What does this mean for drivers and fleet operators?
According to Praxis Global Alliance, Everest currently supplies around 25,000-30,000 vehicles to Uber India, accounting for a significant share of the platform’s organized fleet out of an estimated 1.2-1.5 million active drivers. Uber also works with other fleet operators such as Lithium Urban, Moove and Camion Logistics.
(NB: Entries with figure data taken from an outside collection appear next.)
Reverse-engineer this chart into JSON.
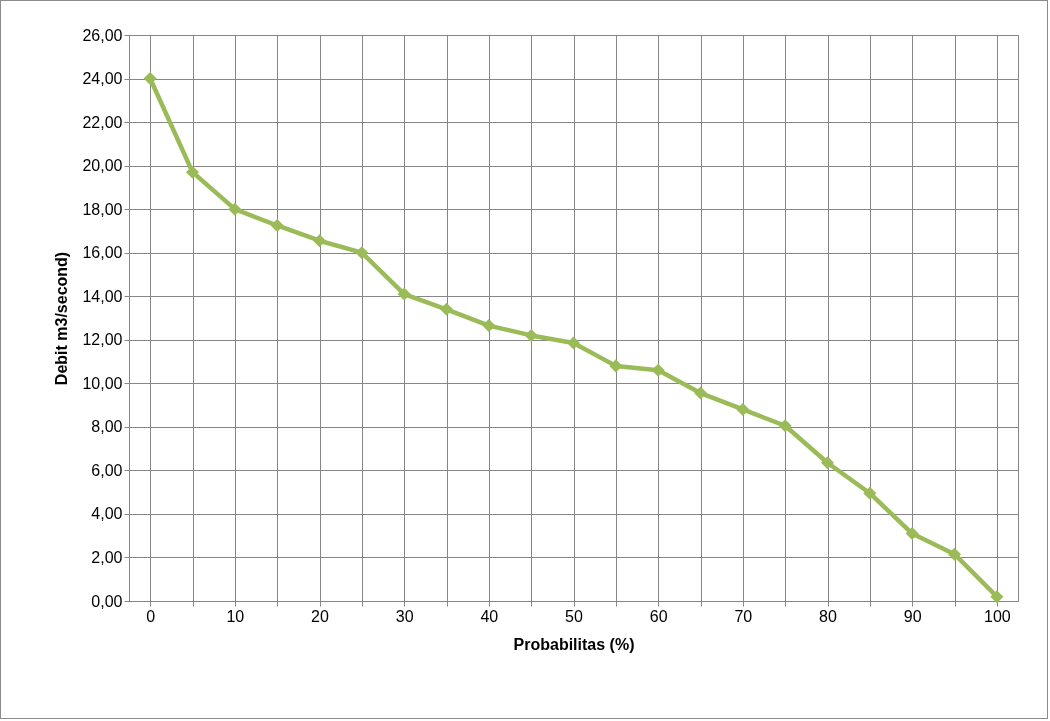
{
  "chart_data": {
    "type": "line",
    "xlabel": "Probabilitas (%)",
    "ylabel": "Debit m3/second)",
    "x": [
      0,
      5,
      10,
      15,
      20,
      25,
      30,
      35,
      40,
      45,
      50,
      55,
      60,
      65,
      70,
      75,
      80,
      85,
      90,
      95,
      100
    ],
    "series": [
      {
        "color": "#9bbb59",
        "values": [
          24.0,
          19.7,
          18.0,
          17.25,
          16.55,
          16.0,
          14.1,
          13.4,
          12.65,
          12.2,
          11.85,
          10.8,
          10.6,
          9.55,
          8.8,
          8.05,
          6.35,
          4.95,
          3.1,
          2.15,
          0.2
        ]
      }
    ],
    "xlim": [
      -2.5,
      102.5
    ],
    "xticks": [
      0,
      {
        "value": 5,
        "label": null
      },
      10,
      {
        "value": 15,
        "label": null
      },
      20,
      {
        "value": 25,
        "label": null
      },
      30,
      {
        "value": 35,
        "label": null
      },
      40,
      {
        "value": 45,
        "label": null
      },
      50,
      {
        "value": 55,
        "label": null
      },
      60,
      {
        "value": 65,
        "label": null
      },
      70,
      {
        "value": 75,
        "label": null
      },
      80,
      {
        "value": 85,
        "label": null
      },
      90,
      {
        "value": 95,
        "label": null
      },
      100
    ],
    "ylim": [
      0,
      26
    ],
    "yticks": [
      {
        "value": 0,
        "label": "0,00"
      },
      {
        "value": 2,
        "label": "2,00"
      },
      {
        "value": 4,
        "label": "4,00"
      },
      {
        "value": 6,
        "label": "6,00"
      },
      {
        "value": 8,
        "label": "8,00"
      },
      {
        "value": 10,
        "label": "10,00"
      },
      {
        "value": 12,
        "label": "12,00"
      },
      {
        "value": 14,
        "label": "14,00"
      },
      {
        "value": 16,
        "label": "16,00"
      },
      {
        "value": 18,
        "label": "18,00"
      },
      {
        "value": 20,
        "label": "20,00"
      },
      {
        "value": 22,
        "label": "22,00"
      },
      {
        "value": 24,
        "label": "24,00"
      },
      {
        "value": 26,
        "label": "26,00"
      }
    ],
    "grid": true,
    "marker": "diamond",
    "line_style": "solid"
  }
}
Praxis Global Alliance estimates that ride-hailing companies are facing pressure from high fleet costs, vehicle churn and driver retention challenges, where the weekly churn rate is around 3%. “A multi-partner ecosystem subtly hands bargaining power back to Uber over pricing, service levels and expansion priorities, while keeping fleet partners economically viable,” Soni said.
For fleet operators who typically operate on thin EBITDA margins of 8-10%, small changes in usage, uptime or commission terms can have a huge impact on profitability. Increased competition can pressure margins but also lead to higher efficiency. The outcome for drivers is mixed: better vehicle availability and more stable working hours, but stricter performance criteria.